Le 13 août 2020 restera comme un jour sombre dans la longue histoire des luttes des Tunisiennes pour l’égalité. Date anniversaire de la promulgation du code du statut personnel qui leur a donné des droits faisant de leur statut une exception dans le monde arabe, il est traditionnellement l’occasion pour le chef de l’Etat de dresser un état des lieux de la condition féminine dans le pays et de proposer, avec plus ou moins d’audace selon les moments et les circonstances, des avancées en la matière. Le président Kaïs Saïed n’a pas dérogé à la règle ce 13 août. Mais le discours qu’il a prononcé à cette occasion donne le signal d’une régression à laquelle les Tunisiennes n’étaient plus habituées de la part de leurs gouvernants.
Un des derniers bastions de l’inégalité juridique
Revenant sur la question de l’héritage, un des derniers bastions de l’inégalité juridique entre les sexes et qui a donné lieu à d’ardents débats ces dernières années, M. Saïed a invoqué une lecture littérale du texte coranique pour enterrer la question de l’égalité successorale remise sur le tapis par son prédécesseur sous la pression des mouvements féministes et d’une partie non négligeable de l’opinion. Pour l’actuel président, c’est donc le Coran – et lui seul – qui fait loi et trace une frontière que les revendications des femmes ne doivent en aucun cas franchir. Si aucun président tunisien depuis l’indépendance n’a osé en finir avec cette discrimination légale entre les sexes, qui est une des causes de la précarité économique de nombre de femmes, c’est la première fois que le texte sacré est invoqué avec une telle autorité pour mettre fin à toute chance de progrès dans ce domaine.
Le chef de l’Etat est allé encore plus loin dans son coup d’arrêt à la marche de ses concitoyennes vers l’acquisition de la plénitude de leurs droits en révoquant la notion d’égalité au profit de celle d’équité. Ce concept flou, d’ordre purement moral et qui ne garantit aucun droit réel, est défendu depuis des décennies dans toutes les instances internationales par les Etats musulmans les plus conservateurs. La Tunisie, qui encore loin d’être un Etat égalitaire en matière de statut personnel a cependant fait de l’élargissement des droits des femmes un élément central de sa singularité, rejoint ainsi, par la parole présidentielle, le consensus conservateur qui prévaut dans le monde arabe. L’heure est d’autant plus grave pour les Tunisiennes que le chef de l’Etat s’inscrit, ce faisant, dans le contexte régressif qui domine au sein de la classe politique locale.

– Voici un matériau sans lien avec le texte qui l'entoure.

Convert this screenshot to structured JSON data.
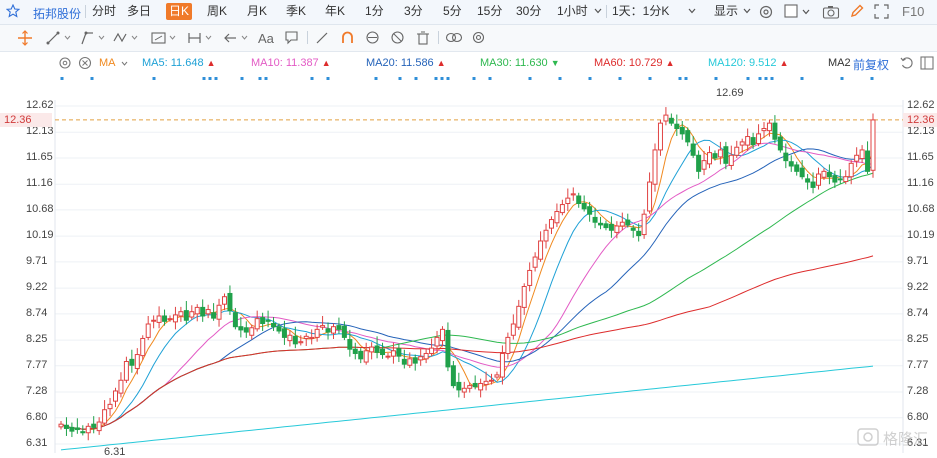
{
  "stock": {
    "name": "拓邦股份"
  },
  "timeframes": [
    "分时",
    "多日",
    "日K",
    "周K",
    "月K",
    "季K",
    "年K",
    "1分",
    "3分",
    "5分",
    "15分",
    "30分",
    "1小时"
  ],
  "active_timeframe": "日K",
  "range_select": "1天：1分K",
  "display_label": "显示",
  "f10_label": "F10",
  "drawing_toolbar": {
    "text_tool_label": "Aa"
  },
  "indicator": {
    "name": "MA"
  },
  "ma_lines": [
    {
      "label": "MA5: 11.648",
      "color": "#f0891f",
      "direction": "▲"
    },
    {
      "label": "MA10: 11.387",
      "color": "#1fa1d6",
      "direction": "▲"
    },
    {
      "label": "MA20: 11.586",
      "color": "#e35bc5",
      "direction": "▲"
    },
    {
      "label": "MA30: 11.630",
      "color": "#2563b9",
      "direction": "▼"
    },
    {
      "label": "MA60: 10.729",
      "color": "#2eb84f",
      "direction": "▲"
    },
    {
      "label": "MA120: 9.512",
      "color": "#dd2c2c",
      "direction": "▲"
    },
    {
      "label": "MA2",
      "color": "#27c9d9",
      "direction": ""
    }
  ],
  "adjust_label": "前复权",
  "y_axis": [
    "12.62",
    "12.13",
    "11.65",
    "11.16",
    "10.68",
    "10.19",
    "9.71",
    "9.22",
    "8.74",
    "8.25",
    "7.77",
    "7.28",
    "6.80",
    "6.31"
  ],
  "current_price": "12.36",
  "high_marker": "12.69",
  "low_marker": "6.31",
  "watermark": "格隆汇",
  "colors": {
    "up": "#e04343",
    "down": "#20a14a",
    "active_tab": "#f07a2a",
    "link": "#2f6fd8"
  },
  "chart_data": {
    "type": "candlestick",
    "y_range": [
      6.31,
      12.62
    ],
    "close": [
      6.68,
      6.6,
      6.55,
      6.58,
      6.52,
      6.64,
      6.62,
      6.72,
      6.95,
      7.05,
      7.3,
      7.5,
      7.85,
      7.78,
      7.98,
      8.28,
      8.55,
      8.62,
      8.7,
      8.6,
      8.65,
      8.72,
      8.78,
      8.62,
      8.78,
      8.86,
      8.7,
      8.82,
      8.66,
      8.9,
      9.06,
      8.8,
      8.5,
      8.44,
      8.4,
      8.48,
      8.65,
      8.56,
      8.6,
      8.5,
      8.42,
      8.3,
      8.34,
      8.18,
      8.22,
      8.32,
      8.3,
      8.45,
      8.52,
      8.4,
      8.5,
      8.45,
      8.3,
      8.08,
      8.0,
      7.9,
      8.05,
      8.12,
      8.02,
      7.98,
      7.95,
      8.05,
      7.95,
      7.8,
      7.9,
      7.82,
      7.94,
      8.0,
      8.1,
      8.3,
      8.45,
      7.75,
      7.4,
      7.32,
      7.35,
      7.4,
      7.38,
      7.44,
      7.48,
      7.5,
      7.6,
      8.0,
      8.3,
      8.55,
      8.88,
      9.25,
      9.55,
      9.8,
      10.1,
      10.3,
      10.5,
      10.65,
      10.78,
      10.9,
      10.98,
      10.8,
      10.7,
      10.6,
      10.45,
      10.4,
      10.35,
      10.3,
      10.38,
      10.45,
      10.4,
      10.3,
      10.2,
      10.6,
      11.2,
      11.8,
      12.3,
      12.45,
      12.3,
      12.2,
      12.1,
      11.95,
      11.7,
      11.4,
      11.6,
      11.75,
      11.65,
      11.8,
      11.55,
      11.7,
      11.85,
      11.95,
      12.05,
      11.9,
      12.1,
      12.2,
      12.3,
      12.0,
      11.8,
      11.6,
      11.5,
      11.4,
      11.3,
      11.2,
      11.1,
      11.35,
      11.4,
      11.3,
      11.2,
      11.25,
      11.3,
      11.55,
      11.7,
      11.8,
      11.4,
      12.36
    ]
  }
}
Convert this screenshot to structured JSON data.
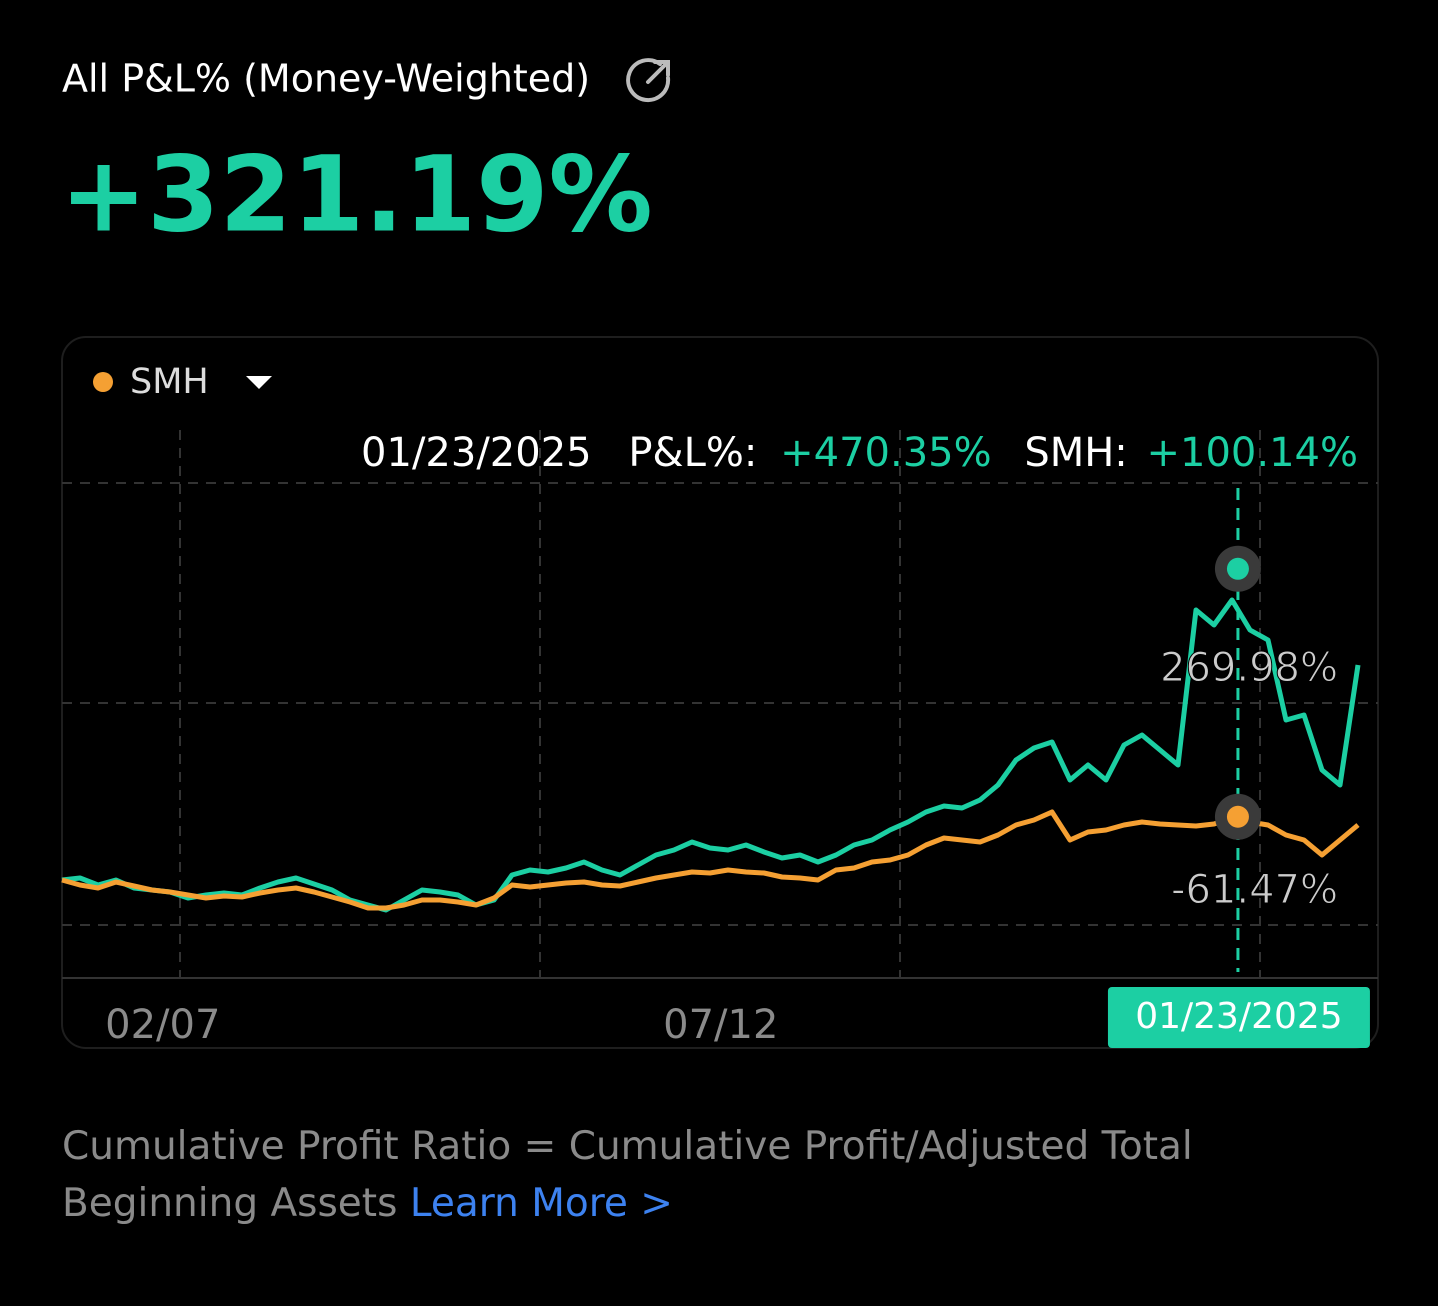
{
  "header": {
    "title": "All P&L% (Money-Weighted)",
    "value": "+321.19%"
  },
  "chart_data": {
    "type": "line",
    "xlim": [
      0,
      72
    ],
    "xticks": [
      {
        "value": 5.6,
        "label": "02/07"
      },
      {
        "value": 36.6,
        "label": "07/12"
      }
    ],
    "ylim": [
      -140.6,
      677.6
    ],
    "yticks": [
      {
        "value": 269.98,
        "label": "269.98%"
      },
      {
        "value": -61.47,
        "label": "-61.47%"
      }
    ],
    "series": [
      {
        "color": "#1ccfa3",
        "values": [
          5.7,
          8.7,
          -1.7,
          5.7,
          -6.2,
          -9.2,
          -12.2,
          -21.1,
          -16.7,
          -13.7,
          -16.7,
          -6.2,
          2.8,
          8.7,
          -0.2,
          -9.2,
          -24.1,
          -31.6,
          -39.1,
          -24.1,
          -9.2,
          -12.2,
          -16.7,
          -31.6,
          -24.1,
          13.2,
          20.7,
          17.7,
          23.7,
          32.6,
          20.7,
          13.2,
          28.1,
          43.1,
          50.5,
          62.5,
          53.5,
          50.5,
          58.0,
          47.5,
          38.6,
          43.1,
          32.6,
          43.1,
          58.0,
          65.5,
          80.4,
          92.3,
          107.3,
          116.2,
          113.2,
          125.2,
          147.6,
          184.9,
          202.8,
          211.8,
          155.0,
          177.4,
          155.0,
          207.3,
          222.2,
          199.8,
          177.4,
          408.8,
          386.5,
          423.8,
          379.0,
          364.1,
          244.6,
          252.1,
          170.0,
          147.6,
          326.7
        ]
      },
      {
        "name": "SMH",
        "color": "#f5a033",
        "values": [
          5.7,
          -1.7,
          -6.2,
          2.8,
          -3.2,
          -9.2,
          -12.2,
          -16.7,
          -21.1,
          -18.1,
          -19.6,
          -13.7,
          -9.2,
          -6.2,
          -12.2,
          -19.6,
          -27.1,
          -36.1,
          -36.1,
          -31.6,
          -24.1,
          -24.1,
          -27.1,
          -31.6,
          -21.1,
          -1.7,
          -4.7,
          -1.7,
          1.3,
          2.8,
          -1.7,
          -3.2,
          2.8,
          8.7,
          13.2,
          17.7,
          16.2,
          20.7,
          17.7,
          16.2,
          10.2,
          8.7,
          5.7,
          20.7,
          23.7,
          32.6,
          35.6,
          43.1,
          58.0,
          68.4,
          65.5,
          62.5,
          72.9,
          87.9,
          95.3,
          107.3,
          65.5,
          77.4,
          80.4,
          87.9,
          92.3,
          89.3,
          87.9,
          86.4,
          89.3,
          98.3,
          92.3,
          87.9,
          72.9,
          65.5,
          43.1,
          65.5,
          87.9
        ]
      }
    ],
    "cursor": {
      "x": 65.33,
      "label": "01/23/2025"
    },
    "tooltip": {
      "date": "01/23/2025",
      "items": [
        {
          "label": "P&L%:",
          "value": 470.35,
          "value_label": "+470.35%"
        },
        {
          "label": "SMH:",
          "value": 100.14,
          "value_label": "+100.14%"
        }
      ]
    }
  },
  "footer": {
    "text": "Cumulative Profit Ratio = Cumulative Profit/Adjusted Total Beginning Assets",
    "link": "Learn More >"
  }
}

La charia, que le parti islamiste n’avait pas réussi à imposer en 2013, du fait d’une mobilisation massive de l’opinion, reviendrait-elle sans dire son nom ?
Les plus farouches contempteurs du parti islamiste Ennahda ont en effet clairement pris position, comme lui, contre l’égalité successorale et M. Saïed, quoique menant une guérilla politique contre cette formation et son chef, partage également ses positions sur la majorité des questions sociétales. En l’absence d’une gauche défaite en 2019 dans les urnes et devenue à peu près inexistante, force est donc de constater que l’opposition parlementaire et présidentielle contre Ennahda relève bien davantage d’un affrontement pour le pouvoir et ce qui reste de rentes dans un pays économiquement exténué que d’un clivage idéologique et d’une confrontation sur le type de société que les Tunisiens et les Tunisiennes sont appelés à construire dix ans après leur révolution.
La messe serait-elle dite ? Le Coran ferait-il office de nouveau code civil après des décennies d’avancées insuffisantes, ambiguës, mais réelles ? La charia, que le parti islamiste n’avait pas réussi à imposer en 2013 du fait d’une mobilisation massive de l’opinion contre son introduction dans la Constitution, reviendrait-elle sans dire son nom ? Reste la société civile dont les voix les plus courageuses ont commencé à s’élever contre une rhétorique présidentielle qui assume pleinement son conservatisme et sa volonté de faire découler le droit positif de la sphère du sacré. Il faut espérer que, malgré les problèmes colossaux que connaît une Tunisie au bord de la faillite économique et du collapse [« affaissement »] social, tous deux en grande partie provoqués par l’incurie de son personnel politique, les femmes, qui y sont massivement présentes, sauront relever le gant et continuer un combat qui s’avère aujourd’hui plus que jamais difficile à mener.